BR1 between the two machines enables normal communication: Shell root@ubuntu:~# ping 10.0.1.1 ping 10.0.1.1 (10.0.1.1) bytes of data. Bytes from 10.0.1.1:icmp_seq=1 ttl=64 time=15.4 ms-bytes from 10.0.1.1:icmp_seq=2 ttl=64-time=0.715 ms ... Root@ubu ntu:~# Ping 10.0.1.1 Ping 10.0.1.1 (10.0.1.1) bytes of data. Bytes from 10.0.1.1:icmp_seq=1 ttl=64 time=15.4 ms-bytes from 10.0.1.1:icmp_seq=2 ttl=64-time=0.715 ms ... 1 2 3 4 5 6 7 8 9 each root @ Ubuntu: ~ # ping 10.0.1.1 ping 10.0.1.1 (10.0.1.1) bytes of data. 10.0.1.1:icmp_seq = 1 ttl = bytes = 15.4 ms bytes from 10.0.1.1:ICMP_SEQ = 2 ttl = = 0.715 Ms ... root @ Ubuntu: ~ # ping 10.0.1.1 ping 10.0.1.1 (10.0.1.1) bytes of data. 10.0.1.1:icmp_seq = 1 ttl = bytes = 15.4 ms bytes from 10.0.1.1:ICMP_SEQ = 2 ttl = = 0.715 Ms......

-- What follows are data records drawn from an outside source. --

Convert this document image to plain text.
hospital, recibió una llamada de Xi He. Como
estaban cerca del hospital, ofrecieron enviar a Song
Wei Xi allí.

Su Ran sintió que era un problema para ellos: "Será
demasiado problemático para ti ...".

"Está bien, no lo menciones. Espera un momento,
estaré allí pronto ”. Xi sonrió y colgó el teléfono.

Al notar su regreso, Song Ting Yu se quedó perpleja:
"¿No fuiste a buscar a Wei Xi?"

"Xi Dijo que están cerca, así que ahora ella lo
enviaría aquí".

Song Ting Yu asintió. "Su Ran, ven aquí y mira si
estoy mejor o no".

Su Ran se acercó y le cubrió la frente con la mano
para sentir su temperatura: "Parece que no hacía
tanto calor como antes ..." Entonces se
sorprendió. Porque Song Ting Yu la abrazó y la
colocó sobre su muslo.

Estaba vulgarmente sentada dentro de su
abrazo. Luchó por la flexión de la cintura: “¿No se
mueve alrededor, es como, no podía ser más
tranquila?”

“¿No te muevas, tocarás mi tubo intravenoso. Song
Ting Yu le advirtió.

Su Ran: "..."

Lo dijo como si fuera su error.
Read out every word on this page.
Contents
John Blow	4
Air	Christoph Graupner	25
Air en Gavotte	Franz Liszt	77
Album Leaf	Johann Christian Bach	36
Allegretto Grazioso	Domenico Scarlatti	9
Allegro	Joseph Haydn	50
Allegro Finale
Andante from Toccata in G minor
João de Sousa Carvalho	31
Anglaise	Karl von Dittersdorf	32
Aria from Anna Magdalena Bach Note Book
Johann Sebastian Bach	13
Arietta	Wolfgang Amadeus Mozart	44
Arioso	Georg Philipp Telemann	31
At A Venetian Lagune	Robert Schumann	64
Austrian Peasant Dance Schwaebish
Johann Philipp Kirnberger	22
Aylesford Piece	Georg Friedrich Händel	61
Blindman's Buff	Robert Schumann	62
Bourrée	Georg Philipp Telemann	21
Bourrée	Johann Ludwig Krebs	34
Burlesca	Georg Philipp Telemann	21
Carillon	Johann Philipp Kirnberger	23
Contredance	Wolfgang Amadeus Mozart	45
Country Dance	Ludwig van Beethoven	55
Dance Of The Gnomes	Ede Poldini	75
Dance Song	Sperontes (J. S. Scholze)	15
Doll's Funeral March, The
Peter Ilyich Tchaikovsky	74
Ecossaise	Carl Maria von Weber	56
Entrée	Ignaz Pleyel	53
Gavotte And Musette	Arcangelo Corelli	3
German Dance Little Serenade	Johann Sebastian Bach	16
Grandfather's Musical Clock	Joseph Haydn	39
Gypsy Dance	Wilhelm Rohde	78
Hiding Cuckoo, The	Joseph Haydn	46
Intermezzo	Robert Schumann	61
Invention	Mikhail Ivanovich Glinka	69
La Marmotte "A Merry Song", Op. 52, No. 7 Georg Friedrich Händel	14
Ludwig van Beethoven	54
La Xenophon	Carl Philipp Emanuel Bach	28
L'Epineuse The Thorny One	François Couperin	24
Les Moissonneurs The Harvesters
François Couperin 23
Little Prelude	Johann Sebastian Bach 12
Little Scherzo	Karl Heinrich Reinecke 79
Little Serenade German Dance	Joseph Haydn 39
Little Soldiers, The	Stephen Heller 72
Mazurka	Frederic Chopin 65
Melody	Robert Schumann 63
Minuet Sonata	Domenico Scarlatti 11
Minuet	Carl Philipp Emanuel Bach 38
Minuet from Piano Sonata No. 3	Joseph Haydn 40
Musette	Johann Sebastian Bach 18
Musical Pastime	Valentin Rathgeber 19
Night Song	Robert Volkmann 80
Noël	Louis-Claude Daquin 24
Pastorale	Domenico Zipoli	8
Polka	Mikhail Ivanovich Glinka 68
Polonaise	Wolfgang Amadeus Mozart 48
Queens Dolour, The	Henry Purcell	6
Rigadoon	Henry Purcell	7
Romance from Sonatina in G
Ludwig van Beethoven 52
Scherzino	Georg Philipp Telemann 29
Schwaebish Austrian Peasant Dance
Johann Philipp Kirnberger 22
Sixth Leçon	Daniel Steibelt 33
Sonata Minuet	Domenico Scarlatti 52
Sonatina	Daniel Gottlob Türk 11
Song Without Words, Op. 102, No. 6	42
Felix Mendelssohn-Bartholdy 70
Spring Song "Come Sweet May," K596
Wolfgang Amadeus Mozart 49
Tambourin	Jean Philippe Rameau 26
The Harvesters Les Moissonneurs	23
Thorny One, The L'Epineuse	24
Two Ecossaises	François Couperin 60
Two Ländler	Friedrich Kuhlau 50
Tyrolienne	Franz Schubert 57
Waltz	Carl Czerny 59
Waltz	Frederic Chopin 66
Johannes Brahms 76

At the same time through the bag to prove that the use of packet protocol is indeed Vxlan, see the following figure: 4. Conclusion

This experiment constructs the Vxlan tunnel based on open Vswitch, realizes the communication of the Intranet machine in different network segment. The experiment is based on open vswitch Virtual Switch, conditional friends can experiment in real environment.